Persistantes retombées chimiques en Syrie

À la recherche de traces d’armes chimiques, des experts de l’Onu prélevant des échantillons dans le quartier damascène de Aïn Tarma, en août 2013. Mohammad Abdullah/Reuters

L'échec de la communauté internationale à mettre un terme à la guerre en Syrie est une tragédie – et tout particulièrement pour ceux qui en souffrent depuis si longtemps. Sur un point pourtant l'action multilatérale a porté ses fruits : la destruction de l'arsenal d'armes chimiques du pouvoir syrien et de ses capacités de production.
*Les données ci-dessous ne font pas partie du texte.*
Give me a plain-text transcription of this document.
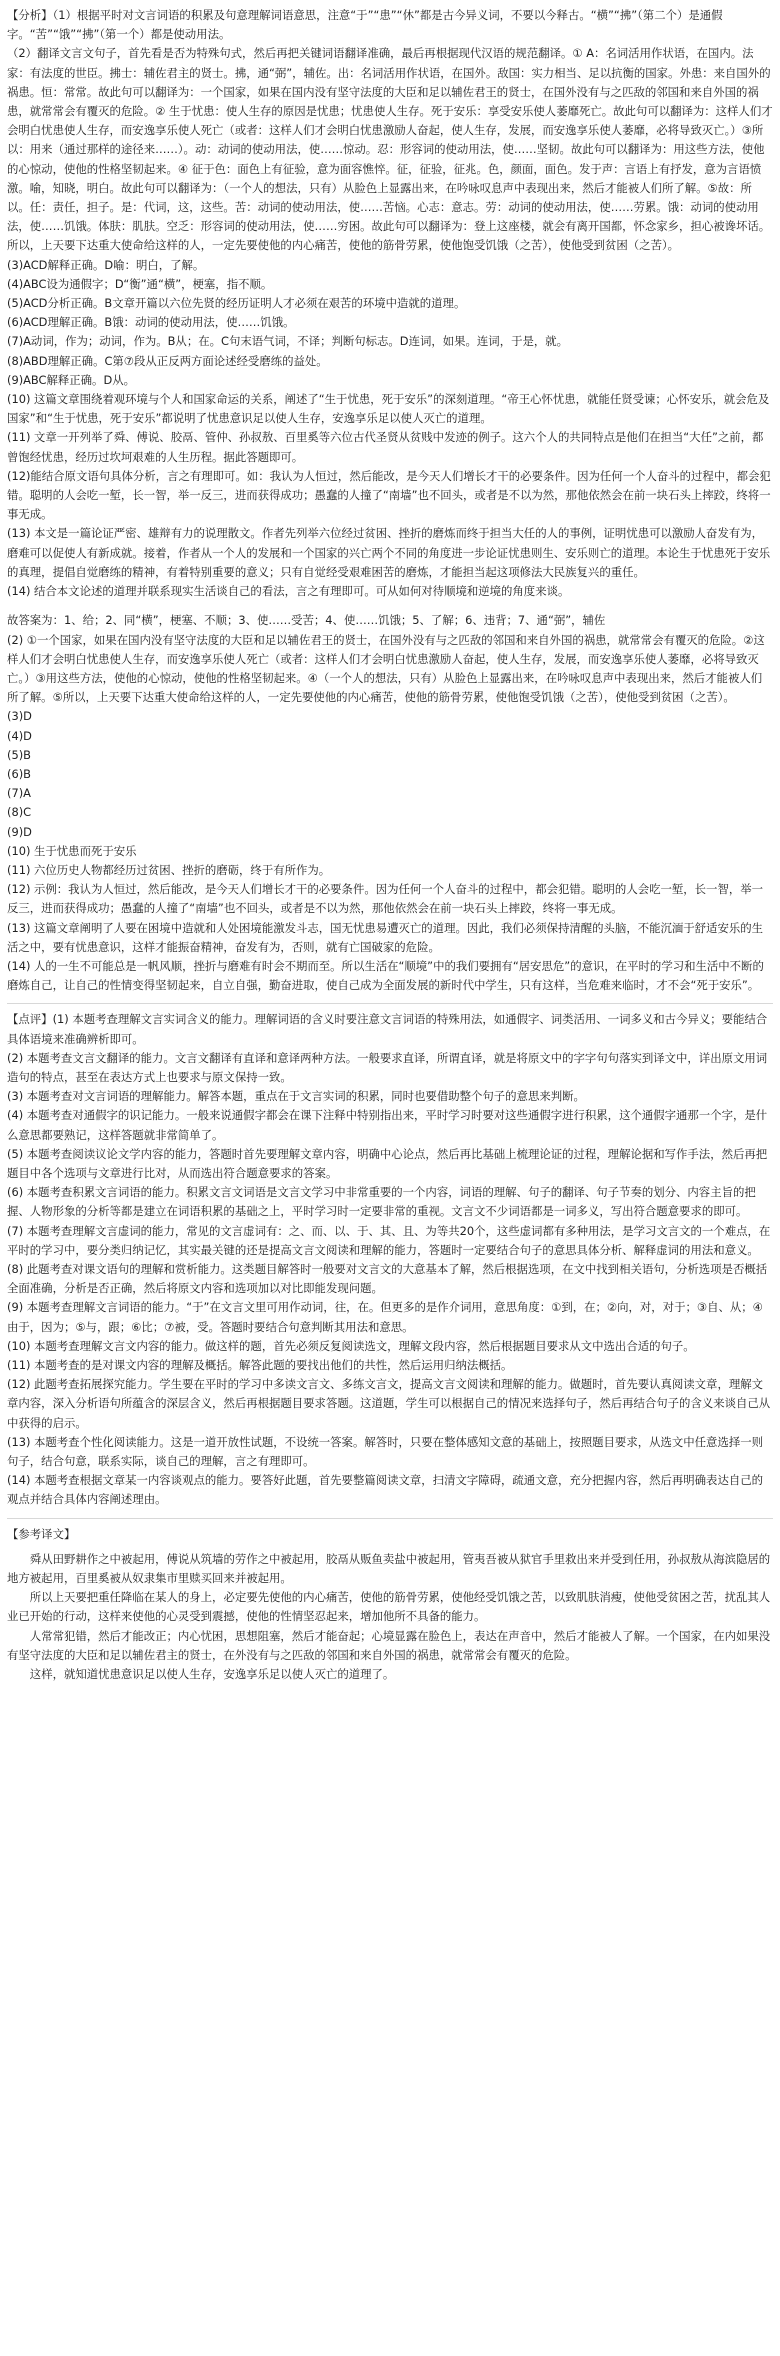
【分析】（1）根据平时对文言词语的积累及句意理解词语意思，注意“于”“患”“休”都是古今异义词，不要以今释古。“横”“拂”（第二个）是通假字。“苦”“饿”“拂”（第一个）都是使动用法。

（2）翻译文言文句子，首先看是否为特殊句式，然后再把关键词语翻译准确，最后再根据现代汉语的规范翻译。① A：名词活用作状语，在国内。法家：有法度的世臣。拂士：辅佐君主的贤士。拂，通“弼”，辅佐。出：名词活用作状语，在国外。敌国：实力相当、足以抗衡的国家。外患：来自国外的祸患。恒：常常。故此句可以翻译为：一个国家，如果在国内没有坚守法度的大臣和足以辅佐君王的贤士，在国外没有与之匹敌的邻国和来自外国的祸患，就常常会有覆灭的危险。② 生于忧患：使人生存的原因是忧患；忧患使人生存。死于安乐：享受安乐使人萎靡死亡。故此句可以翻译为：这样人们才会明白忧患使人生存，而安逸享乐使人死亡（或者：这样人们才会明白忧患激励人奋起，使人生存，发展，而安逸享乐使人萎靡，必将导致灭亡。）③所以：用来（通过那样的途径来……）。动：动词的使动用法，使……惊动。忍：形容词的使动用法，使……坚韧。故此句可以翻译为：用这些方法，使他的心惊动，使他的性格坚韧起来。④ 征于色：面色上有征验，意为面容憔悴。征，征验，征兆。色，颜面，面色。发于声：言语上有抒发，意为言语愤激。喻，知晓，明白。故此句可以翻译为：（一个人的想法，只有）从脸色上显露出来，在吟咏叹息声中表现出来，然后才能被人们所了解。⑤故：所以。任：责任，担子。是：代词，这，这些。苦：动词的使动用法，使……苦恼。心志：意志。劳：动词的使动用法，使……劳累。饿：动词的使动用法，使……饥饿。体肤：肌肤。空乏：形容词的使动用法，使……穷困。故此句可以翻译为：登上这座楼，就会有离开国都，怀念家乡，担心被谗坏话。所以，上天要下达重大使命给这样的人，一定先要使他的内心痛苦，使他的筋骨劳累，使他饱受饥饿（之苦），使他受到贫困（之苦）。

(3)ACD解释正确。D喻：明白，了解。

(4)ABC设为通假字；D“衡”通“横”，梗塞，指不顺。

(5)ACD分析正确。B文章开篇以六位先贤的经历证明人才必须在艰苦的环境中造就的道理。

(6)ACD理解正确。B饿：动词的使动用法，使……饥饿。

(7)A动词，作为；动词，作为。B从；在。C句末语气词，不译；判断句标志。D连词，如果。连词，于是，就。

(8)ABD理解正确。C第⑦段从正反两方面论述经受磨练的益处。

(9)ABC解释正确。D从。

(10) 这篇文章围绕着观环境与个人和国家命运的关系，阐述了“生于忧患，死于安乐”的深刻道理。“帝王心怀忧患，就能任贤受谏；心怀安乐，就会危及国家”和“生于忧患，死于安乐”都说明了忧患意识足以使人生存，安逸享乐足以使人灭亡的道理。

(11) 文章一开列举了舜、傅说、胶鬲、管仲、孙叔敖、百里奚等六位古代圣贤从贫贱中发迹的例子。这六个人的共同特点是他们在担当“大任”之前，都曾饱经忧患，经历过坎坷艰难的人生历程。据此答题即可。

(12)能结合原文语句具体分析，言之有理即可。如：我认为人恒过，然后能改，是今天人们增长才干的必要条件。因为任何一个人奋斗的过程中，都会犯错。聪明的人会吃一堑，长一智，举一反三，进而获得成功；愚蠢的人撞了“南墙”也不回头，或者是不以为然，那他依然会在前一块石头上摔跤，终将一事无成。

(13) 本文是一篇论证严密、雄辩有力的说理散文。作者先列举六位经过贫困、挫折的磨炼而终于担当大任的人的事例，证明忧患可以激励人奋发有为，磨难可以促使人有新成就。接着，作者从一个人的发展和一个国家的兴亡两个不同的角度进一步论证忧患则生、安乐则亡的道理。本论生于忧患死于安乐的真理，提倡自觉磨练的精神，有着特别重要的意义；只有自觉经受艰难困苦的磨炼，才能担当起这项修法大民族复兴的重任。

(14) 结合本文论述的道理并联系现实生活谈自己的看法，言之有理即可。可从如何对待顺境和逆境的角度来谈。

故答案为：1、给；2、同“横”，梗塞、不顺；3、使……受苦；4、使……饥饿；5、了解；6、违背；7、通“弼”，辅佐

(2) ①一个国家，如果在国内没有坚守法度的大臣和足以辅佐君王的贤士，在国外没有与之匹敌的邻国和来自外国的祸患，就常常会有覆灭的危险。②这样人们才会明白忧患使人生存，而安逸享乐使人死亡（或者：这样人们才会明白忧患激励人奋起，使人生存，发展，而安逸享乐使人萎靡，必将导致灭亡。）③用这些方法，使他的心惊动，使他的性格坚韧起来。④（一个人的想法，只有）从脸色上显露出来，在吟咏叹息声中表现出来，然后才能被人们所了解。⑤所以，上天要下达重大使命给这样的人，一定先要使他的内心痛苦，使他的筋骨劳累，使他饱受饥饿（之苦），使他受到贫困（之苦）。

(3)D

(4)D

(5)B

(6)B

(7)A

(8)C

(9)D

(10) 生于忧患而死于安乐

(11) 六位历史人物都经历过贫困、挫折的磨砺，终于有所作为。

(12) 示例：我认为人恒过，然后能改，是今天人们增长才干的必要条件。因为任何一个人奋斗的过程中，都会犯错。聪明的人会吃一堑，长一智，举一反三，进而获得成功；愚蠢的人撞了“南墙”也不回头，或者是不以为然，那他依然会在前一块石头上摔跤，终将一事无成。

(13) 这篇文章阐明了人要在困境中造就和人处困境能激发斗志，国无忧患易遭灭亡的道理。因此，我们必须保持清醒的头脑，不能沉湎于舒适安乐的生活之中，要有忧患意识，这样才能振奋精神，奋发有为，否则，就有亡国破家的危险。

(14) 人的一生不可能总是一帆风顺，挫折与磨难有时会不期而至。所以生活在“顺境”中的我们要拥有“居安思危”的意识，在平时的学习和生活中不断的磨炼自己，让自己的性情变得坚韧起来，自立自强，勤奋进取，使自己成为全面发展的新时代中学生，只有这样，当危难来临时，才不会“死于安乐”。

【点评】(1) 本题考查理解文言实词含义的能力。理解词语的含义时要注意文言词语的特殊用法，如通假字、词类活用、一词多义和古今异义；要能结合具体语境来准确辨析即可。

(2) 本题考查文言文翻译的能力。文言文翻译有直译和意译两种方法。一般要求直译，所谓直译，就是将原文中的字字句句落实到译文中，详出原文用词造句的特点，甚至在表达方式上也要求与原文保持一致。

(3) 本题考查对文言词语的理解能力。解答本题，重点在于文言实词的积累，同时也要借助整个句子的意思来判断。

(4) 本题考查对通假字的识记能力。一般来说通假字都会在课下注释中特别指出来，平时学习时要对这些通假字进行积累，这个通假字通那一个字，是什么意思都要熟记，这样答题就非常简单了。

(5) 本题考查阅读议论文学内容的能力，答题时首先要理解文章内容，明确中心论点，然后再比基础上梳理论证的过程，理解论据和写作手法，然后再把题目中各个选项与文章进行比对，从而选出符合题意要求的答案。

(6) 本题考查积累文言词语的能力。积累文言文词语是文言文学习中非常重要的一个内容，词语的理解、句子的翻译、句子节奏的划分、内容主旨的把握、人物形象的分析等都是建立在词语积累的基础之上，平时学习时一定要非常的重视。文言文不少词语都是一词多义，写出符合题意要求的即可。

(7) 本题考查理解文言虚词的能力，常见的文言虚词有：之、而、以、于、其、且、为等共20个，这些虚词都有多种用法，是学习文言文的一个难点，在平时的学习中，要分类归纳记忆，其实最关键的还是提高文言文阅读和理解的能力，答题时一定要结合句子的意思具体分析、解释虚词的用法和意义。

(8) 此题考查对课文语句的理解和赏析能力。这类题目解答时一般要对文言文的大意基本了解，然后根据选项，在文中找到相关语句，分析选项是否概括全面准确，分析是否正确，然后将原文内容和选项加以对比即能发现问题。

(9) 本题考查理解文言词语的能力。“于”在文言文里可用作动词，往，在。但更多的是作介词用，意思角度：①到，在；②向，对，对于；③自、从；④由于，因为；⑤与，跟；⑥比；⑦被，受。答题时要结合句意判断其用法和意思。

(10) 本题考查理解文言文内容的能力。做这样的题，首先必须反复阅读选文，理解文段内容，然后根据题目要求从文中选出合适的句子。

(11) 本题考查的是对课文内容的理解及概括。解答此题的要找出他们的共性，然后运用归纳法概括。

(12) 此题考查拓展探究能力。学生要在平时的学习中多读文言文、多练文言文，提高文言文阅读和理解的能力。做题时，首先要认真阅读文章，理解文章内容，深入分析语句所蕴含的深层含义，然后再根据题目要求答题。这道题，学生可以根据自己的情况来选择句子，然后再结合句子的含义来谈自己从中获得的启示。

(13) 本题考查个性化阅读能力。这是一道开放性试题，不设统一答案。解答时，只要在整体感知文意的基础上，按照题目要求，从选文中任意选择一则句子，结合句意，联系实际，谈自己的理解，言之有理即可。

(14) 本题考查根据文章某一内容谈观点的能力。要答好此题，首先要整篇阅读文章，扫清文字障碍，疏通文意，充分把握内容，然后再明确表达自己的观点并结合具体内容阐述理由。

【参考译文】

舜从田野耕作之中被起用，傅说从筑墙的劳作之中被起用，胶鬲从贩鱼卖盐中被起用，管夷吾被从狱官手里救出来并受到任用，孙叔敖从海滨隐居的地方被起用，百里奚被从奴隶集市里赎买回来并被起用。

所以上天要把重任降临在某人的身上，必定要先使他的内心痛苦，使他的筋骨劳累，使他经受饥饿之苦，以致肌肤消瘦，使他受贫困之苦，扰乱其人业已开始的行动，这样来使他的心灵受到震撼，使他的性情坚忍起来，增加他所不具备的能力。

人常常犯错，然后才能改正；内心忧困，思想阻塞，然后才能奋起；心境显露在脸色上，表达在声音中，然后才能被人了解。一个国家，在内如果没有坚守法度的大臣和足以辅佐君主的贤士，在外没有与之匹敌的邻国和来自外国的祸患，就常常会有覆灭的危险。

这样，就知道忧患意识足以使人生存，安逸享乐足以使人灭亡的道理了。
Des informations font pourtant état d'utilisations récentes d'armes chimiques, notamment de gaz à base de monochlorure de soufre (hypérite ou gaz moutarde) et de bombes au chlore, contre des civils en Syrie.
L'enjeu est crucial. Les responsables de ces attaques doivent être identifiés et menés devant la justice. Permettre que l'usage d'armes chimiques demeure impuni pourrait non seulement compromettre l'une des très rares évolutions positives du conflit syrien, mais constituerait aussi une menace de caducité des règlements internationaux concernant l'utilisation de gaz et d'agents neurotoxiques en même temps qu'elle augmenterait la probabilité d'un recours à de telles armes lors des attaques terroristes.

En août 2013, des roquettes contenant du gaz sarin ont frappé la Ghouta, une banlieue des environs de Damas contrôlée par les rebelles. Des images atroces de femmes et d'enfants à l'agonie ont mobilisé et rassemblé l'opinion internationale contre l'utilisation d'armes de ce genre. En octobre 2013, à la suite de l'accès de la Syrie à la Convention sur l'interdiction des armes chimiques (CIAC), une mission conjointe de l'Organisation pour l'interdiction des armes chimiques (OIAC) et des Nations unies fut chargée de détruire l'arsenal chimique du pays et ses unités de production.
Moins d'un an plus tard, la mission accomplissait ce à quoi nulle intervention militaire n'aurait pu parvenir : la menace stratégique des armes chimiques syriennes était effectivement éliminée. Certains aspects de la déclaration initiale du gouvernement syrien concernant son programme d'armement restent à éclaircir et le travail poursuit à cet égard son cours, mais 1 300 tonnes d'armes chimiques, dont les stocks de gaz moutarde et de composants pour la fabrication d'agents neurotoxiques létaux, ont été inventoriées et détruites sous l'œil attentif des inspecteurs de l'OIAC.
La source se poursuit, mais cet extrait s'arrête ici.